Rückschlag für die Integration

Zweifelhafte Abschiebepraxis

von Redaktion

KATRIN WOITSCH

Ein Flüchtling lebt seit sieben Jahren in Deutschland, hat die Sprache gelernt, Arbeit und Wohnung gefunden. Er ist nicht straffällig geworden, sondern tut alles, um seinen Platz in der Gesellschaft zu finden. Er engagiert sich ehrenamtlich, ist Mitglied in örtlichen Vereinen – und braucht keine finanzielle Unterstützung vom Staat mehr. Trotzdem wird er nach Afghanistan abgeschoben. Das ist die Geschichte von Marof Khail – vermutlich kein Einzelschicksal. Khail ist es gelungen, nach einem Jahr über ein Arbeitsvisum nach Bayern zurückzukehren. Damit wiederum dürfte er wohl eine Ausnahme bleiben. Denn von Kabul aus hätte er die nötige Voraussetzungen ohne die Hilfe seiner Freunde in Deutschland niemals organisieren können.

Marofs Geschichte ist für ihn gut ausgegangen – aber sie hinterlässt viele Fragen. Zum Beispiel, warum ein Mann erst nach Kabul geflogen werden muss, bevor er hier leben und arbeiten darf? Dass er ohne staatliche Hilfen zurecht kommt und seinen Beitrag für die Gesellschaft leistet, konnte er schließlich auch vorher schon nachweisen. Geflüchteten, die Ehrgeiz und Integrationswillen bewiesen haben, muss es leichter gemacht werden, sich hier ein Leben aufzubauen. Und wenn sie eine Ausbildung in Berufen beginnen, für die Betriebe kaum Bewerber finden, ist nicht nur ihnen geholfen – sondern auch den Unternehmen.

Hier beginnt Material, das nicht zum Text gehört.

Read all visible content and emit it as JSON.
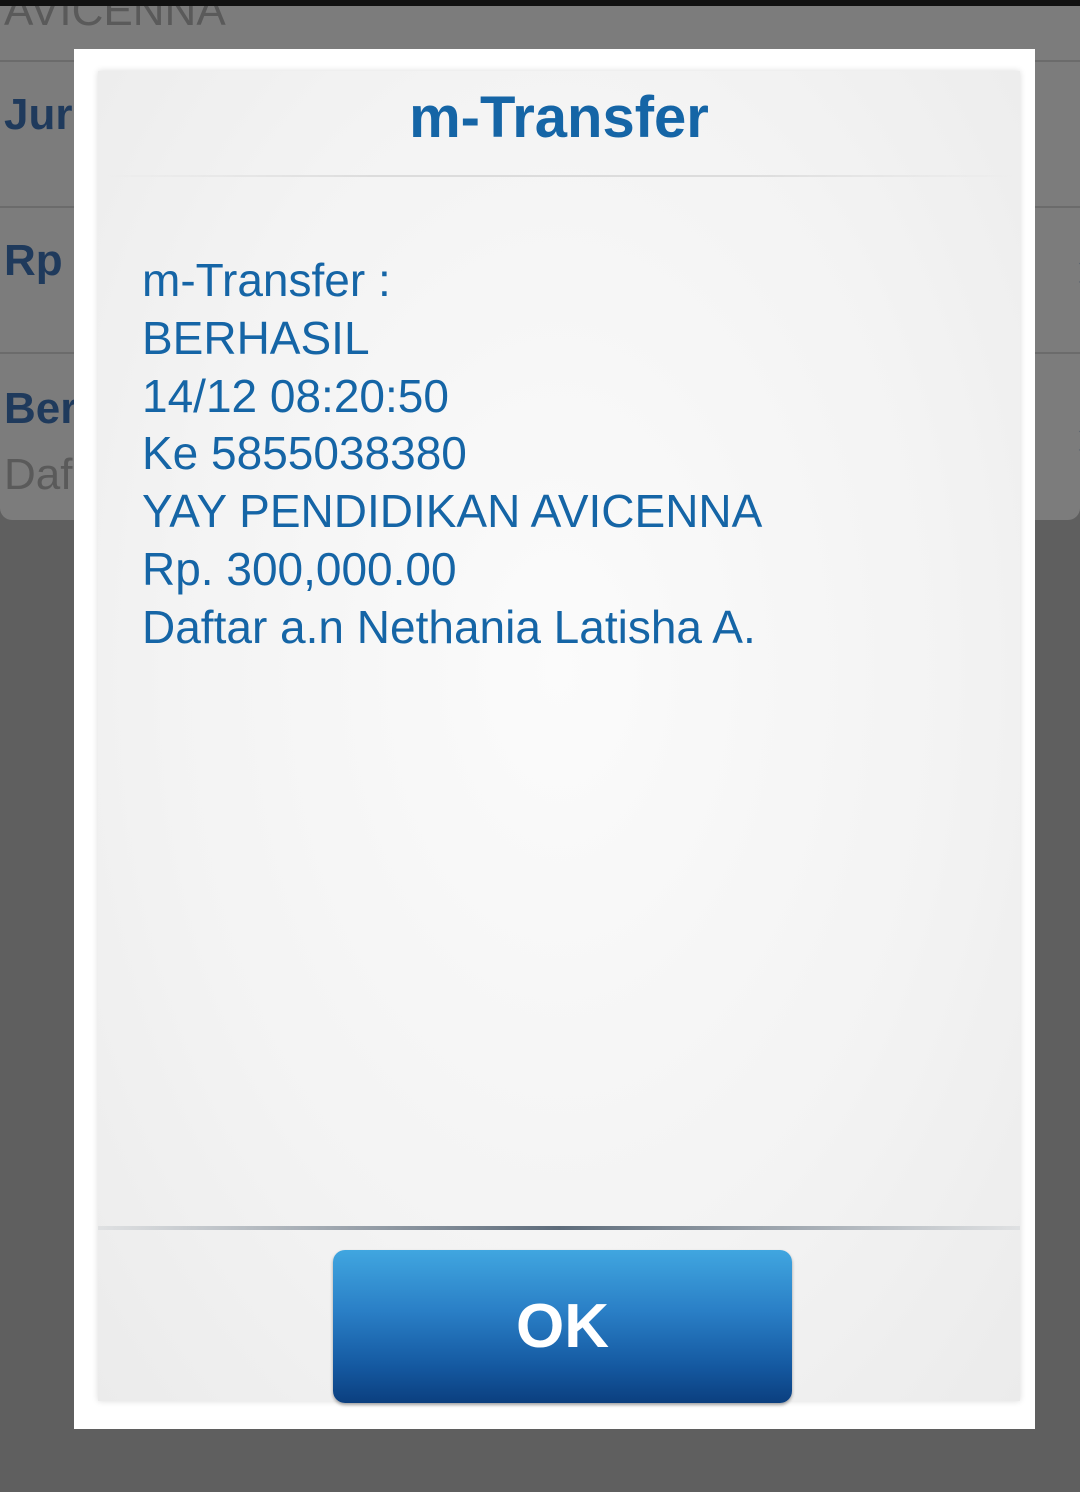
{
  "background": {
    "top_text": "AVICENNA",
    "rows": [
      {
        "label": "Jur"
      },
      {
        "label": "Rp"
      },
      {
        "label": "Ber",
        "sublabel": "Daf"
      }
    ],
    "chevron": "›"
  },
  "dialog": {
    "title": "m-Transfer",
    "lines": [
      "m-Transfer :",
      "BERHASIL",
      "14/12 08:20:50",
      "Ke 5855038380",
      "YAY PENDIDIKAN AVICENNA",
      "Rp. 300,000.00",
      "Daftar a.n Nethania Latisha A."
    ],
    "ok_label": "OK"
  },
  "colors": {
    "accent_text": "#1565a6",
    "button_top": "#40a6e0",
    "button_bottom": "#0b3f7f",
    "overlay": "#5f5f5f"
  }
}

Dass Migranten, die straffällig werden oder als Gefährder eingeschätzt sind, ihr Recht auf diese Chance verspielt haben, ist unstrittig. Doch mit jeder Geschichte wie der von Marof Khail wächst der Eindruck, dass in den Abschiebe-Flugzeugen oft genau die Falschen sitzen. Das wäre für die riesige Aufgabe Integration, die immer noch vor Deutschland liegt, ein schwerer Rückschlag. Nicht alle Ehrenamtlichen haben die Kraft und die Mittel, so lange für ihre Schützlinge zu kämpfen. Viele geben auf – manchmal auch ihr gesamtes Engagement.